Queste ricerche hanno accidentalmente, o intuitivamente, riscoperto l’antica conoscenza degli yogi che parlavano dell’interrelazione tra il flusso del respiro nelle narici e i cicli del cervello e della mente. Loro erano ancora lontani dalle raffinatezze dello swara yoga, la scienza completa del ritmo in relazione ai cicli interiori ed esteriori, e non avevano alcuna idea del fatto che i cicli potessero essere controllati dalla regolazione del flusso del respiro, neutralizzando e stabilizzando, così, i ritmi instabili e caotici e i giorni cruciali.

Molti potrebbero avere parecchi vantaggi grazie ad una migliore comprensione dei ritmi interni. Ad esempio, la Tass News Agency russa, riporta che i conducenti di taxi di Leningrado hanno ridotto gli incidenti stradali del 66% prendendo le ferie nei giorni cruciali. Alcuni dottori hanno calcolato i loro bioritmi in modo da scoprire i giorni migliori per operare e avere una riduzioni degli errori e delle complicazioni.

Gli esperimenti hanno mostrato anche che ci sono delle ore migliori per l’apprendimento. Impariamo meglio durante i nostri momenti migliori. Alcuni di noi sono dei nottambuli e altri dei mattinieri. Chi è più attivo di notte è penalizzato dall’orario scolastico che, normalmente, è di mattina. La conoscenza dei propri ritmi interni permette di sfruttare i momenti di apprendimento ottimali in modo da partecipare alle lezioni e studiare con piena attenzione e concentrazione. Possiamo anche imparare di più sulle leggi cosmiche che guidano la nostra vita ed il mondo intorno a noi.

I grafici del bioritmo, inizialmente, sono utili per indurre un aumento della consapevolezza in modo da organizzarsi per ottenere il massimo vantaggio. Ad esempio, quando il ciclo intellettivo è basso è il momento per mettere da parte il lavoro che richiede riflessioni profonde ed astenersi dal prendere decisioni importanti che possono avere delle ripercussioni nella vita. Quando il ciclo emotivo è alto, è il momento per coltivare l’amicizia o per partecipare alle riunioni di famiglia. Comunque, con il pranayama e la disciplina yogica è possibile alterare i cicli cerebrali, persino modificare la percezione, la comprensione e le interazioni con il mondo al fine di evitare gli effetti dei cicli bassi, dello stress e della tensione.
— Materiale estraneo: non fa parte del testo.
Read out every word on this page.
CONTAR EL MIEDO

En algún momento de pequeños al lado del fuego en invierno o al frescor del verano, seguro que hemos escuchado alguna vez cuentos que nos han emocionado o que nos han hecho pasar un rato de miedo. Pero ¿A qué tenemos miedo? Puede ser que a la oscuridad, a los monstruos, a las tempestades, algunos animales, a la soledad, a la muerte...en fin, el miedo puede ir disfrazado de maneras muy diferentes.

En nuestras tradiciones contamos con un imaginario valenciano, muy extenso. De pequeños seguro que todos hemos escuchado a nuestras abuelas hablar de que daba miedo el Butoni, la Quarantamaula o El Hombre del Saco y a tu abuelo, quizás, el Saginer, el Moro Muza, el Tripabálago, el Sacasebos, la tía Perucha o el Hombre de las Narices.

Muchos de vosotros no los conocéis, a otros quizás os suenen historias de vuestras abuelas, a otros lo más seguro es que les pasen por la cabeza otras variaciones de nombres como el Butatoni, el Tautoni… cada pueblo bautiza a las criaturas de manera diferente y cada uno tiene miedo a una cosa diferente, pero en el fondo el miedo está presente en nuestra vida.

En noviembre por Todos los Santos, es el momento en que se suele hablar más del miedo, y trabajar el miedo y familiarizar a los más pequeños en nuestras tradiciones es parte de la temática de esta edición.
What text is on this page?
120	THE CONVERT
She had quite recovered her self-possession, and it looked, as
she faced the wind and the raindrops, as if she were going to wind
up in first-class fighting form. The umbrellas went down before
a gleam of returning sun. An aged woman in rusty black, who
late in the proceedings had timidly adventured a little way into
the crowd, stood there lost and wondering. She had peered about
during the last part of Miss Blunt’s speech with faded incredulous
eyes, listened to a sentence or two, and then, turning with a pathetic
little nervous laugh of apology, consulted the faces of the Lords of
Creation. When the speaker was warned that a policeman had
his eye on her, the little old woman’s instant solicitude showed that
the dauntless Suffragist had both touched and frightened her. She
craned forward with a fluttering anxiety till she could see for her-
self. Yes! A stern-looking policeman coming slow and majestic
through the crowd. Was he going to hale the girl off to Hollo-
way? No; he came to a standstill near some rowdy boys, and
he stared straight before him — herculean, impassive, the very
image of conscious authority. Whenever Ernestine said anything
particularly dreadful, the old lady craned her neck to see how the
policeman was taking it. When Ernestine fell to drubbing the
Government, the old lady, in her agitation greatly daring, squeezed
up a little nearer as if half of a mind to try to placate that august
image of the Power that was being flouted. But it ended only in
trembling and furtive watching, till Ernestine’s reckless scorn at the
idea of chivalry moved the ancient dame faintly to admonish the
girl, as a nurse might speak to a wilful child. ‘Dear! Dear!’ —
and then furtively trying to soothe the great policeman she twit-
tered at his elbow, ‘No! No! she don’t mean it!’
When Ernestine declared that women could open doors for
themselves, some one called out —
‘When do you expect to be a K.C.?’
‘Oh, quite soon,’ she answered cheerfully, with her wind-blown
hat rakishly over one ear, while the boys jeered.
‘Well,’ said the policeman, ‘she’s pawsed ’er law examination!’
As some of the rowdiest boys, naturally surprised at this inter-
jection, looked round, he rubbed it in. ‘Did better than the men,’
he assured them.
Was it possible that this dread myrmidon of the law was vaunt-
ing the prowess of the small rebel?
Con il tempo è possibile divenire così sensibili ai ritmi interni ed esterni da non aver più bisogno dei grafici che ci guidano, che inizialmente sono utili fino a che non diventiamo più sensibili. Diveniamo più consapevoli degli effetti del sole e della luna; dei momenti sattvici, rajasici e tamasici della giornata; di ida e pingala e delle loro interazioni. Alcuni yogi sanno tutto questo soltanto osservando i cambiamenti degli schemi del respiro alle proprie narici.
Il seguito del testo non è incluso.